Binghamton is entering its 2025 budget season.
Mayor Jared Kraham delivered his budget address to a crowd packed into city council chambers Monday. The over $108 million proposal would include a total of $21 million in infrastructure projects and annual maintenance, including a new fire station on the city’s North Side and a city-run youth recreation center.
Kraham touted recently planned housing and infrastructure projects, and efforts to revitalize the city’s downtown arts scene. He said in 2025, Binghamton will receive its first increase in state aid in over a decade. This year, he added, the city’s population grew for the first time since 1950.
“We're influencing statewide policy and legislation and delivering federal funding back to Binghamton in ways we've rarely seen before,” Kraham said. “We all feel it. We can feel it in this room. Binghamton has changed, and there's a lot to be optimistic about. But challenges remain. A third of our families live in poverty, including 40 percent of our children.”
Housing took center stage during the mayor’s address. He outlined new zoning legislation meant to make it easier for development, affordable housing projects and renovations across the city.
“We have to build more housing. Everyone agrees on that, but given the cost of construction today, it's just not feasible for the private sector or even nonprofits to build new units and charge affordable rents without any help,” Kraham said. “The only way these projects pencil out is with grants, local tax incentives like PILOTs [payment in lieu of taxes], and low-income housing tax credits.”
The 2025 budget includes a 0.9% increase in home property taxes.
Kraham said the biggest financial challenge the city faces is inflation, as well as an increase in mandatory contributions to the New York state retirement system.
He also spoke about the presidential election coming up in November, and the responsibility of local elected officials to collaborate.
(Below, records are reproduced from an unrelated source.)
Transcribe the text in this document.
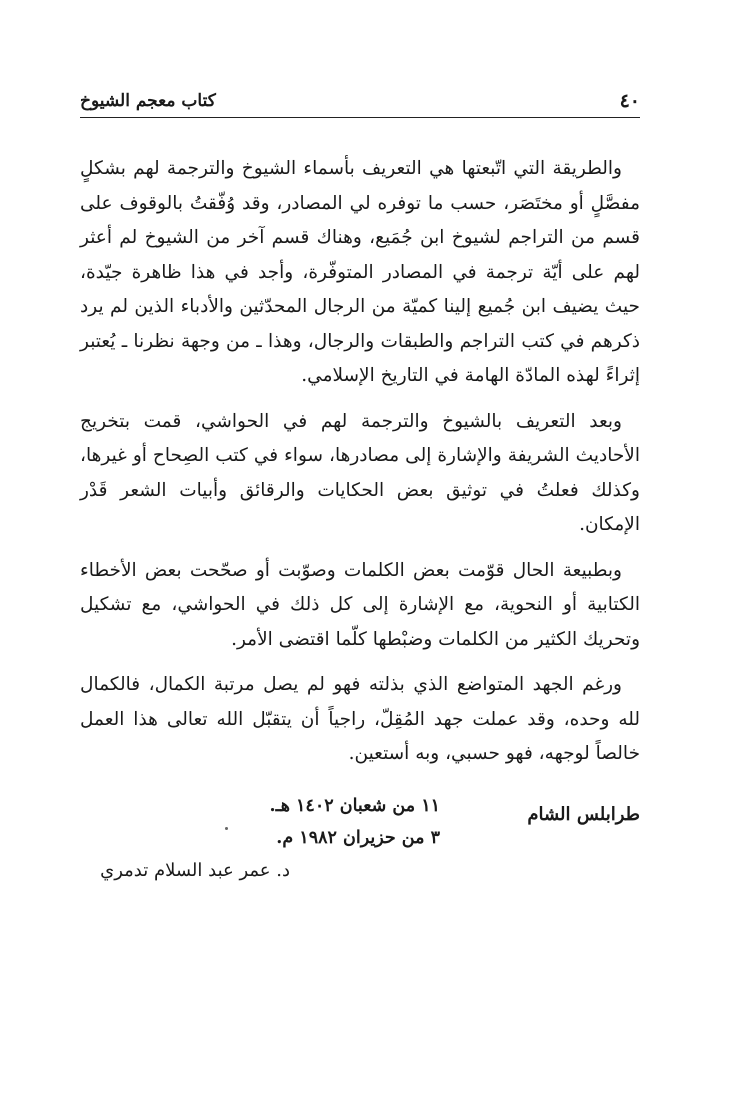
٤٠
كتاب معجم الشيوخ

والطريقة التي اتّبعتها هي التعريف بأسماء الشيوخ والترجمة لهم بشكلٍ مفصَّلٍ أو مختَصَر، حسب ما توفره لي المصادر، وقد وُفّقتُ بالوقوف على قسم من التراجم لشيوخ ابن جُمَيع، وهناك قسم آخر من الشيوخ لم أعثر لهم على أيّة ترجمة في المصادر المتوفّرة، وأجد في هذا ظاهرة جيّدة، حيث يضيف ابن جُميع إلينا كميّة من الرجال المحدّثين والأدباء الذين لم يرد ذكرهم في كتب التراجم والطبقات والرجال، وهذا ـ من وجهة نظرنا ـ يُعتبر إثراءً لهذه المادّة الهامة في التاريخ الإسلامي.

وبعد التعريف بالشيوخ والترجمة لهم في الحواشي، قمت بتخريج الأحاديث الشريفة والإشارة إلى مصادرها، سواء في كتب الصِحاح أو غيرها، وكذلك فعلتُ في توثيق بعض الحكايات والرقائق وأبيات الشعر قَدْر الإمكان.

وبطبيعة الحال قوّمت بعض الكلمات وصوّبت أو صحّحت بعض الأخطاء الكتابية أو النحوية، مع الإشارة إلى كل ذلك في الحواشي، مع تشكيل وتحريك الكثير من الكلمات وضبْطها كلّما اقتضى الأمر.

ورغم الجهد المتواضع الذي بذلته فهو لم يصل مرتبة الكمال، فالكمال لله وحده، وقد عملت جهد المُقِلّ، راجياً أن يتقبّل الله تعالى هذا العمل خالصاً لوجهه، فهو حسبي، وبه أستعين.

طرابلس الشام
١١ من شعبان ١٤٠٢ هـ.
٣ من حزيران ١٩٨٢ م.
د. عمر عبد السلام تدمري
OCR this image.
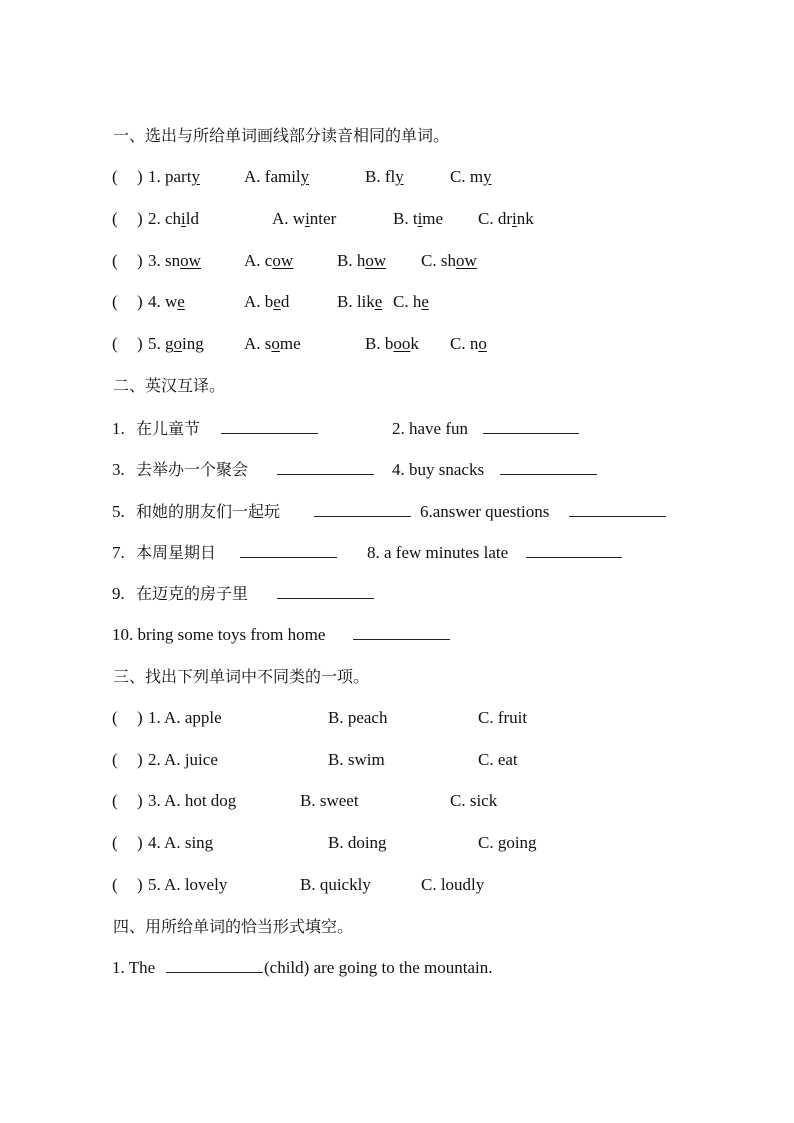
一、选出与所给单词画线部分读音相同的单词。
( ) 1. party	A. family	B. fly	C. my
( ) 2. child	A. winter	B. time C. drink
( ) 3. snow	A. cow	B. how C. show
( ) 4. we	A. bed	B. like C. he
( ) 5. going A. some	B. book C. no
二、英汉互译。
1. 在儿童节	2. have fun
3. 去举办一个聚会	4. buy snacks
5. 和她的朋友们一起玩	6.answer questions
7. 本周星期日	8. a few minutes late
9. 在迈克的房子里
10. bring some toys from home
三、找出下列单词中不同类的一项。
( ) 1. A. apple	B. peach	C. fruit
( ) 2. A. juice	B. swim	C. eat
( ) 3. A. hot dog	B. sweet	C. sick
( ) 4. A. sing	B. doing	C. going
( ) 5. A. lovely	B. quickly	C. loudly
四、用所给单词的恰当形式填空。
1. The	(child) are going to the mountain.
“Some of our constituents look at Washington, the extreme positions, the move to define people who disagree with you as enemies, the posture, the dominance of special interests above ordinary citizens and figure that's how things work everywhere, including a local government,” Kraham said. “Part of our mission should be to prove them wrong.”
But given a year of some tension between the Republican mayor and the Democrat-led city council, it is unclear whether the two branches of government will be on the same page.
In January, the mayor and city council feuded during a prolonged legal battle over a tied race for the 6th District city council seat. Since then, they have clashed on other issues, including a choice to revamp Binghamton’s defunct human rights’ commission and legislation to add “unhoused” to the city’s protected groups. But they have agreed on other policies.
Council Member Nate Hotchkiss said he feels there has been a lack of collaboration between the mayor’s office and the city council. He said the council was never informed about some big-budget items proposed, including the new fire station and a $4 million pedestrian safety plan.
“These projects didn’t appear overnight. They’ve had to be in the works for some time,” Hotchkiss said. “And to just keep us in the dark about that is really unsettling. And I think it is hypocritical for what [Kraham] was preaching.”
The budget process is still in the very early stages. Now that the mayor has presented his proposals, the city council will hold a series of budget hearings. The first of those hearings is next Thursday.